Journal of Comprehensible Results

Wuchty, S., Rajagopala, S. V., Blazie, S. M., Parrish, J. R., Khuri, S., Finley, R. L., & Uetz, P. (2017).
The Protein Interactome of Streptococcus pneumoniae and Bacterial
meta-interactomes Improve Function Predictions
DOI: 10.1128/mSystems.00019-17

Translated by Farhana Khan

Experiment 1: Detection of the S. pneumoniae Interactome

Three datasets were accumulated in order to determine how much of the S. pneumoniae was covered:

1. Using two different Y2H approaches [def See Support Pg. 1 for more info.], the study determined a total of 2,045 binary interactions between 820 proteins of S. pneumoniae. All available proteins were screened against each other sing a Gal4-based Y2H system.

2. 360 hypothetical proteins were screened using a LexA-based system.
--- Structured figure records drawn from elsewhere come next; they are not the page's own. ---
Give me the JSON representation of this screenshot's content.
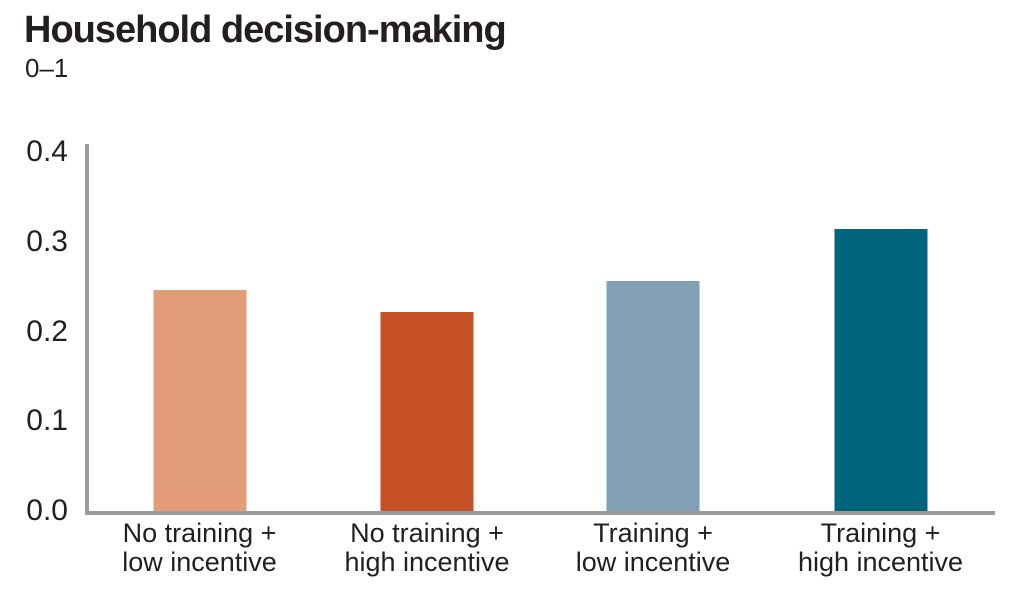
{
  "header": {
    "title": "Household decision-making",
    "subtitle": "0–1"
  },
  "chart_data": {
    "type": "bar",
    "title": "Household decision-making",
    "subtitle": "0–1",
    "ylabel": "",
    "xlabel": "",
    "categories": [
      "No training +\nlow incentive",
      "No training +\nhigh incentive",
      "Training +\nlow incentive",
      "Training +\nhigh incentive"
    ],
    "values": [
      0.246,
      0.222,
      0.256,
      0.314
    ],
    "bar_colors": [
      "#e29c77",
      "#c75126",
      "#81a0b3",
      "#00657c"
    ],
    "yticks": [
      0.4,
      0.3,
      0.2,
      0.1,
      0.0
    ],
    "ytick_labels": [
      "0.4",
      "0.3",
      "0.2",
      "0.1",
      "0.0"
    ],
    "ylim": [
      0,
      0.4
    ],
    "grid": false,
    "legend": false,
    "axis_color": "#9a9a9a",
    "text_color": "#231f20",
    "background_color": "#ffffff"
  }
}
3. A set of 322 protein interactions were determined using a microfluidic high-throughput assay.

This microfluidic assay consists of a microfluidic chip that consists of multiple micro-channels that interacted and flowed with the cDNA of two interacting proteins. Two proteins only were chosen in order to test the binary interactions between them. [3 Meier M, Sit RV, Quake SR. 2013. Proteome-wide protein interaction measurements of bacterial proteins of unknown function. Proc Natl Acad Sci U S A 110:477–482. .].
Bait and prey proteins of interest were fused to a short sequence of either the DNA binding domain (bait) or the activation domain (prey). This then results in the process of transcriptional fusion which allows this fusion to place a reporter gene downstream of the protein's promoter. Transcriptional activity is then measured with the promoter [def A region of DNA that allows for transcriptional processes for a particular gene].

Combining the results of these three data sets resulted in having 43% of the S. pneumoniae proteome covered. The image on the left shows the cultivation of the interactome of the proteins that were found for S. pneumoniae.

Proteins with known functions are colored green and the unknown functions were colored red. Roughly 37.2% of the proteins in the network were characterized to be unknown. Y2H translates to yeast two-hybrid and this identifies the proteins in the interactome that have undergone this process. Microfluidic is the other process (as shown as dark grey) and identifies the proteins in the data set for method 3 as listed above.

Fig. 3: Streptococcus pneumoniae Interactome Each dot represents a protein in the given strain. Red identifies proteins with unknown functions and green identifies proteins with known functions.